In her doctoral thesis, Doctoral Researcher Pinja Kettunen investigated the ability of SARS-CoV-2 to infect neurons and to induce neurodegenerative changes. In addition, Kettunen's doctoral thesis uncovered the route the virus uses to enter neurons.
Kettunen and other international researchers have found that SARS-CoV-2 can infect a small subset (<1%) of human neurons. However, its infection potential is low compared to other neurotrophic or “neuron-seeking” viruses such as human herpes viruses and the tick-borne encephalitis virus.
Viral route to human neurons discovered
According to Kettunen, the drug apilimod dimesylate and compounds that inhibit the function of cathepsin enzymes blocked SARS-CoV-2 infection in neurons in cell cultures. In contrast, compounds that inhibit the function of similar enzymes on the cell surface were not effective. These findings suggest that the virus infects human neurons via the so-called endolysosomal pathway, where the virus is first taken up into an intracellular structure known as an endosome. In the endosome, enzymes such as cathepsins cleave the viral surface proteins resulting in the release of the viral genome into the cytoplasm of the host cell. In the cytoplasm, the virus harnesses the host cell’s internal mechanism to produce new viruses.
Potential link between infection and neurodegenerative diseases
While the ability of SARS-CoV-2 to infect human neurons is weak, Kettunen and others have found that these infections can cause changes associated with neurodegenerative diseases such as the accumulation of harmful proteins, the secretion of inflammatory mediators, and the death of infected neurons. For example, Kettunen observed in her doctoral thesis that phosphorylated tau proteins accumulate in infected neurons – a process which is also common in neurodegenerative diseases such as Alzheimer’s disease.
“In the future, it will be important to determine whether the neurological symptoms seen in COVID-19 patients are caused by inflammation originating from outside the central nervous system or by direct infections of the brain. It would also be important to investigate whether SARS-CoV-2 infection can exacerbate the progression of already existing neurodegenerative diseases,” Kettunen muses.
Public defence:
Pinja Kettunen, MSc, defended her doctoral thesis entitled ‘Severe acute respiratory syndrome coronavirus 2 entry into human induced pluripotent stem cell-derived neurons and consequences to the host cell’ on 5 March 2025 at 17.00 at the Faculty of Biological and Environmental Sciences, University of Helsinki. The public defence took place in Biomedicum, hall 2, Haartmaninkatu 8.
Professor Søren Riis Paludan from Aarhus University served as the opponent and Francisco Rivera Gomez-Barris as the custos.
The doctoral thesis is also available in electronic form through the Helda repository.

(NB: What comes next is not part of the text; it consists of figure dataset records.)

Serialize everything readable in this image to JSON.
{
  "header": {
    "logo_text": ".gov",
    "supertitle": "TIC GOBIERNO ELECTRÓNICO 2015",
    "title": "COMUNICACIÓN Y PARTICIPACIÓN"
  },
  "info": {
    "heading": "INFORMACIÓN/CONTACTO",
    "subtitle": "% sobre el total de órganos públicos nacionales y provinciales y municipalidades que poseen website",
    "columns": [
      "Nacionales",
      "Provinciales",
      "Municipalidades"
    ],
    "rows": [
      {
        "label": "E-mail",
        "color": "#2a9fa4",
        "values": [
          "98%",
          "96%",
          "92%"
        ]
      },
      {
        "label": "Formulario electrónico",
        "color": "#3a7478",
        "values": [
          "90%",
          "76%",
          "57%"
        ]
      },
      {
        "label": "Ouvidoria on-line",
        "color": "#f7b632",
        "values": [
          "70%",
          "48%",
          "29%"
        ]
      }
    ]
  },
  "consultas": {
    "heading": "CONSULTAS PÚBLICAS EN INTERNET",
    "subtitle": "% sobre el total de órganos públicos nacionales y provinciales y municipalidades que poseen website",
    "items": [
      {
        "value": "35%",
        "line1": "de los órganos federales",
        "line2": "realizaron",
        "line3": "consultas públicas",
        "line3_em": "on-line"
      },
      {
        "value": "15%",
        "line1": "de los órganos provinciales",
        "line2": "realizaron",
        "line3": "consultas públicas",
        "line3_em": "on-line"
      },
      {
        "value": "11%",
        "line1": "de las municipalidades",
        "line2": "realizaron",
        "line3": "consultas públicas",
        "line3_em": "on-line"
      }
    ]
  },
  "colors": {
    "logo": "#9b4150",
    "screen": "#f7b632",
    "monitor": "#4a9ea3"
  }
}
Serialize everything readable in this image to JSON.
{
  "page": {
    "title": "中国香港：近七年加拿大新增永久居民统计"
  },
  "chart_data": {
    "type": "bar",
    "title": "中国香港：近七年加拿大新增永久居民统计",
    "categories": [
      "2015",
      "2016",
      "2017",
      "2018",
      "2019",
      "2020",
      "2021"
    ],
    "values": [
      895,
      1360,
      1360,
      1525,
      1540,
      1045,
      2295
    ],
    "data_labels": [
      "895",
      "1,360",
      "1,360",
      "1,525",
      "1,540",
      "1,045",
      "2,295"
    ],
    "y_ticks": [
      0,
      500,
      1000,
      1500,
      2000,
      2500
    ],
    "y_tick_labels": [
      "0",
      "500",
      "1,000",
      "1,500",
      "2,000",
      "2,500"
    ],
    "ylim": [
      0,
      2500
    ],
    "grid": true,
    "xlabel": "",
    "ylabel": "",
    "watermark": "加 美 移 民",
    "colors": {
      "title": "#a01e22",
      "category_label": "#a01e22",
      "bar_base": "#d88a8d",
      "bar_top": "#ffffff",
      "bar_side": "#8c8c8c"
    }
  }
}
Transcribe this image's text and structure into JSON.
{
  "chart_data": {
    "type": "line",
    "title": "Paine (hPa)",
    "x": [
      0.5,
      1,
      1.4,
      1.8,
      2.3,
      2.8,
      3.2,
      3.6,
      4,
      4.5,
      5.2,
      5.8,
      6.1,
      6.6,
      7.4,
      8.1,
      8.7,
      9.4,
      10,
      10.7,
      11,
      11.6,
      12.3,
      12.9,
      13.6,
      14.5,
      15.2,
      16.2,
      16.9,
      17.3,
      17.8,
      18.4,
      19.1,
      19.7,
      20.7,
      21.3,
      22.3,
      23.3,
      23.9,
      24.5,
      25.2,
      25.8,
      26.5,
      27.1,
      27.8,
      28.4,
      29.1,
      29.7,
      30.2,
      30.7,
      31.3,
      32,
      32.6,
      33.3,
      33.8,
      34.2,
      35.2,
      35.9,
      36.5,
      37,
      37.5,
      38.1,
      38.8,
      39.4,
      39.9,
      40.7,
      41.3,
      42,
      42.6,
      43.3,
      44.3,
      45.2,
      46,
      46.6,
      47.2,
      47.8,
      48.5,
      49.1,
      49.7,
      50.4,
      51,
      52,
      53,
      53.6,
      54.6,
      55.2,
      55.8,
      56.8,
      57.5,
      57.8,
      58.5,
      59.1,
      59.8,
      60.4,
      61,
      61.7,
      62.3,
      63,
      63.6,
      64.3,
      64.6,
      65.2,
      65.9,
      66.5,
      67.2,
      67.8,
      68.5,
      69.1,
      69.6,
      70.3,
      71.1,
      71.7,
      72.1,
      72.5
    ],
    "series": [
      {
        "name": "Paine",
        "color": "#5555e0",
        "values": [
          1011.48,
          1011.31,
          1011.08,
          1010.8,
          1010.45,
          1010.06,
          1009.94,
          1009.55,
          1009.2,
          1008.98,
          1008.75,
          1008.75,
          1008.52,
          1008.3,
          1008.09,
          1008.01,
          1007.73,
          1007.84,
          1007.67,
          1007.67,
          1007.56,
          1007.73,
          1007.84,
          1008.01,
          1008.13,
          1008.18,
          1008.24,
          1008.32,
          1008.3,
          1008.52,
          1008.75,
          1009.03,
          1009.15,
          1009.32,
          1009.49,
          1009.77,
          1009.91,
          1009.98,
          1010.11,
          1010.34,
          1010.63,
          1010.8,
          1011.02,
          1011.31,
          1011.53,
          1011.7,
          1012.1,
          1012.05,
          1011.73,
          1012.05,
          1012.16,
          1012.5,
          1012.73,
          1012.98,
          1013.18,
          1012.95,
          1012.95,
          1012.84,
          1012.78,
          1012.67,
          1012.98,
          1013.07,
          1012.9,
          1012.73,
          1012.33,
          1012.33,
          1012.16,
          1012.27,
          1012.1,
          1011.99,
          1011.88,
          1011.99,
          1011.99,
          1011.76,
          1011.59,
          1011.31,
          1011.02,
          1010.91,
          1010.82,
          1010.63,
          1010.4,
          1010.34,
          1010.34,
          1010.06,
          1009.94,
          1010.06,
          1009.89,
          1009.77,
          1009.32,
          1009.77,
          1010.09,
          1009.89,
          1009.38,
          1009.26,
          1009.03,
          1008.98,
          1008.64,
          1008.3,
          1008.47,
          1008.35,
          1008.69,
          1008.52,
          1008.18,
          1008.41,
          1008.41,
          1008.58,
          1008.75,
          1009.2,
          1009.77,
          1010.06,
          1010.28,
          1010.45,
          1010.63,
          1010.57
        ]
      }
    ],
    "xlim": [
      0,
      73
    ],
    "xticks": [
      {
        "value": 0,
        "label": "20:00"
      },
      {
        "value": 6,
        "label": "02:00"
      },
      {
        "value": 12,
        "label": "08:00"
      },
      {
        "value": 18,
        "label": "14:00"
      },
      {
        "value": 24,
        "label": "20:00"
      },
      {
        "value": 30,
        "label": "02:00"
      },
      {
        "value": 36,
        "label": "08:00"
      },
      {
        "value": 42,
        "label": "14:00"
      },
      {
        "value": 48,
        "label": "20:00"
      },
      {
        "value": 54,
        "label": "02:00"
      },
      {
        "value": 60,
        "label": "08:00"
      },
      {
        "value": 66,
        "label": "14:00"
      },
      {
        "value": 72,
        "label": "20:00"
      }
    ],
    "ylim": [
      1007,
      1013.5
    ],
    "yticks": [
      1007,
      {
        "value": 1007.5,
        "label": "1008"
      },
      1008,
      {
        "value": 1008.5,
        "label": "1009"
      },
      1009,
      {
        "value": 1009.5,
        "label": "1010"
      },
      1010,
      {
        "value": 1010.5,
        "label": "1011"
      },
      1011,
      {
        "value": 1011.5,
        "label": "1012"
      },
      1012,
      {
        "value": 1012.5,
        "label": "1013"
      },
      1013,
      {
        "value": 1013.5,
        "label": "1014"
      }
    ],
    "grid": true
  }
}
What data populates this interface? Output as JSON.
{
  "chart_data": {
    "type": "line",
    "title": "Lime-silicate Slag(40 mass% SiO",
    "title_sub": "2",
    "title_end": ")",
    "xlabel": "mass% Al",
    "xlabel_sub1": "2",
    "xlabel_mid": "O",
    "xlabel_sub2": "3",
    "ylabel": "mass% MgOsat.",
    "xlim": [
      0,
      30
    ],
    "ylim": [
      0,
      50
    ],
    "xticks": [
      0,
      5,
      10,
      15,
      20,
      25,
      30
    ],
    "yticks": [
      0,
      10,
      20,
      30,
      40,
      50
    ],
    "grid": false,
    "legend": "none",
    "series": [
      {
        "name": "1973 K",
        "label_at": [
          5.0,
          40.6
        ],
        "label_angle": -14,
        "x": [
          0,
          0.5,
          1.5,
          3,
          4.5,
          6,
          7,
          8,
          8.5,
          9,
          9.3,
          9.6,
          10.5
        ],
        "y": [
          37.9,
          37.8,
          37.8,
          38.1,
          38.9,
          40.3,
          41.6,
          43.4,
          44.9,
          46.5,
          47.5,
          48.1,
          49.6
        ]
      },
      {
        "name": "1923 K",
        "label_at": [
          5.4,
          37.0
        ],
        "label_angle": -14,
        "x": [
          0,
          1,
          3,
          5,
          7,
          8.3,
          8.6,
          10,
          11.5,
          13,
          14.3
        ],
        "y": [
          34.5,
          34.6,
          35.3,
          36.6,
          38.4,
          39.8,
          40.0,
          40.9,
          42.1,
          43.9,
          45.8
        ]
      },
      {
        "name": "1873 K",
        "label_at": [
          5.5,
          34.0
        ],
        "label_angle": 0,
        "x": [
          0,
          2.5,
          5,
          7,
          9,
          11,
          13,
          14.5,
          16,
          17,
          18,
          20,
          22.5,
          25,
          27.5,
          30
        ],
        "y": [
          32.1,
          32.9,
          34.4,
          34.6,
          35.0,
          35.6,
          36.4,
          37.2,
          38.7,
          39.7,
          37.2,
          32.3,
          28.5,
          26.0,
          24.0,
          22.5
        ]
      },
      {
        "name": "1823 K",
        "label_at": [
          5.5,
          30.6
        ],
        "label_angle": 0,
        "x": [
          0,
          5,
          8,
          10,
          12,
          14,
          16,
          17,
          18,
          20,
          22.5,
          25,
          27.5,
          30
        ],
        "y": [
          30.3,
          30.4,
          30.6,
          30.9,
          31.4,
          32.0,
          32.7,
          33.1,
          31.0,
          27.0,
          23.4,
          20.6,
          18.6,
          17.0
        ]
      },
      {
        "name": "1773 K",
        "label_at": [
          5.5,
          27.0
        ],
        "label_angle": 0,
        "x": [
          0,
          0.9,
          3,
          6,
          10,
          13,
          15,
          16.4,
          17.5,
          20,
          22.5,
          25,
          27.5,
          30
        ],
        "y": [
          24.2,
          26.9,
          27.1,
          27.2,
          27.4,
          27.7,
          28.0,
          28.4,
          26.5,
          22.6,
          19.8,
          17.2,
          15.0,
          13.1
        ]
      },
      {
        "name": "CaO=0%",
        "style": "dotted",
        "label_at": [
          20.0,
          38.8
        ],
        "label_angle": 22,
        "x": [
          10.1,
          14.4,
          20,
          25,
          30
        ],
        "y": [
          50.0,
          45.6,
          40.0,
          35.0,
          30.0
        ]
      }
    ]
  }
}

Contact info: pinja.kettunen@helsinki.fi
Viral, bacterial, fungal, and parasitic infections of the central nervous system have been suggested to increase the risk of developing neurodegenerative diseases. In particular, the link between the herpes simplex virus 1and Alzheimer’s disease has been extensively investigated. For now, no direct causality has been demonstrated between a specific pathogen and a neurodegenerative disease. Instead, it seems that several different pathogen infections can cause inflammation of the nervous system, which, if prolonged, can lead to degenerative diseases. In addition, it is likely that people who develop neurodegenerative diseases also carry other susceptibility factors, such as genetic mutations, that make them vulnerable to the harmful effects of infections and central nervous system inflammation.